One can demonstrate this phenomenon of differentiation by mass in the vortex by allowing
spheres chosen for convenience, same size (3 mm diameter), differently colored for
different weight, to swirl freely in water. It will be seen that the heaviest spheres orbit
nearest the center of rotation. The vortex orbital velocities increase as the orbits approach
the center of rotation. On the contrary, during the time that a force couple is applied to
rotate the vessel, creating a forced vortex, all of the spheres are forced out to the periphery
where the velocities are the greatest as in a centrifuge.

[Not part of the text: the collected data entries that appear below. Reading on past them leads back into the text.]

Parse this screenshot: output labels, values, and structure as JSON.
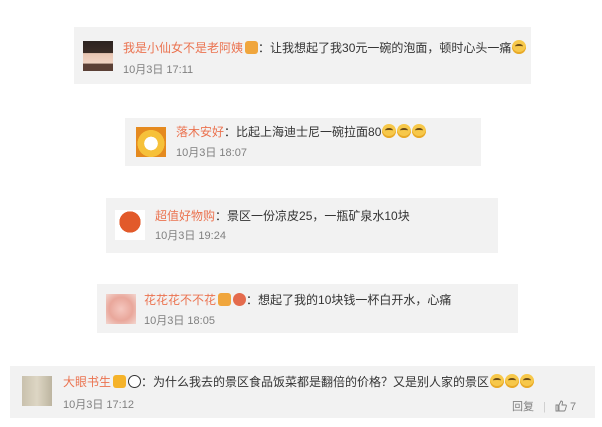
{
  "comments": [
    {
      "user": "我是小仙女不是老阿姨",
      "text": "：让我想起了我30元一碗的泡面，顿时心头一痛",
      "time": "10月3日  17:11"
    },
    {
      "user": "落木安好",
      "text": "：比起上海迪士尼一碗拉面80",
      "time": "10月3日  18:07"
    },
    {
      "user": "超值好物购",
      "text": "：景区一份凉皮25，一瓶矿泉水10块",
      "time": "10月3日  19:24"
    },
    {
      "user": "花花花不不花",
      "text": "：想起了我的10块钱一杯白开水，心痛",
      "time": "10月3日  18:05"
    },
    {
      "user": "大眼书生",
      "text": "：为什么我去的景区食品饭菜都是翻倍的价格？又是别人家的景区",
      "time": "10月3日  17:12",
      "reply_label": "回复",
      "like_count": "7"
    }
  ],
  "colors": {
    "username": "#eb7350",
    "card_bg": "#f2f2f2",
    "time": "#808080"
  },
  "icons": [
    "laugh-cry-emoji-icon",
    "vip-badge-icon",
    "panda-badge-icon",
    "thumbs-up-icon"
  ]
}
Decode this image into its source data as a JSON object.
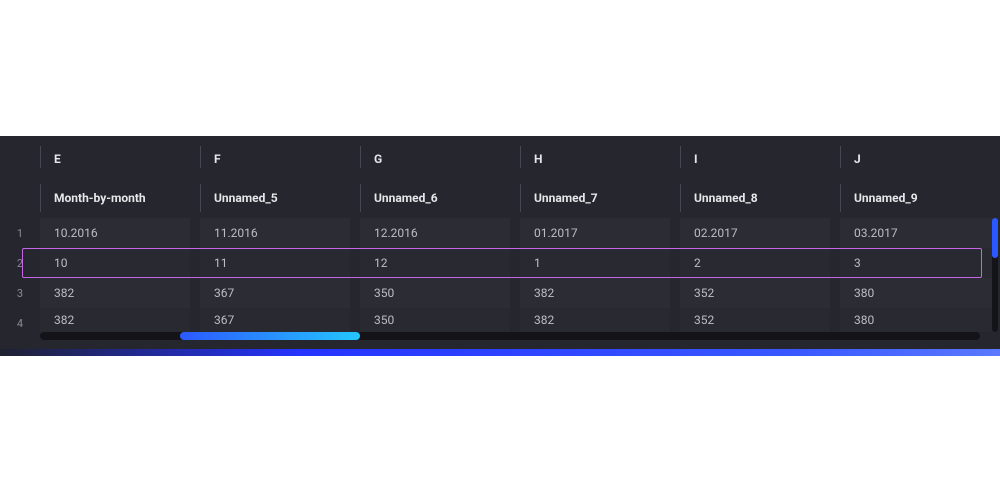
{
  "grid": {
    "column_letters": [
      "E",
      "F",
      "G",
      "H",
      "I",
      "J"
    ],
    "column_names": [
      "Month-by-month",
      "Unnamed_5",
      "Unnamed_6",
      "Unnamed_7",
      "Unnamed_8",
      "Unnamed_9"
    ],
    "row_indices": [
      "1",
      "2",
      "3",
      "4"
    ],
    "rows": [
      [
        "10.2016",
        "11.2016",
        "12.2016",
        "01.2017",
        "02.2017",
        "03.2017"
      ],
      [
        "10",
        "11",
        "12",
        "1",
        "2",
        "3"
      ],
      [
        "382",
        "367",
        "350",
        "382",
        "352",
        "380"
      ],
      [
        "382",
        "367",
        "350",
        "382",
        "352",
        "380"
      ]
    ],
    "selected_row_index": 1
  },
  "colors": {
    "panel_bg": "#26262e",
    "selection_border": "#c765e6",
    "scroll_thumb_start": "#2b59ff",
    "scroll_thumb_end": "#24c6ff"
  }
}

To further confirm the existence of the free vortex velocity pattern in vivo, we probed the
blood flow in the carotid artery by positioning a Doppler transducer at 900 to the wall to
sense the blood's swirling motion and processed the Doppler echoes through a variable
band pass filter looking for frequency (velocity) distribution patterns. We detected echoes
from groupings of particles at 400 to 650 Hz, 650 to 900 Hz and below 200 Hz Dopplershifted
frequencies. These three groupings indicate three separate orbital regions and
velocities. Preliminary observations point to a highly ordered distribution of the blood's
cellular and plasma components.
Also, when moving through larger arteries the red cells are in toroidal shape, with their
mass at the periphery to maximize the moment of inertia, and are assumed to rotate about
their individual axes due to the phenomenon of vorticity (the creation of micro-vortices
between swirling layers in the main vortex moving at different velocities). Thus we can
expect to find that the billions of red cells are actually traveling in their own unique space as
further evidence of the extreme order of the blood motion.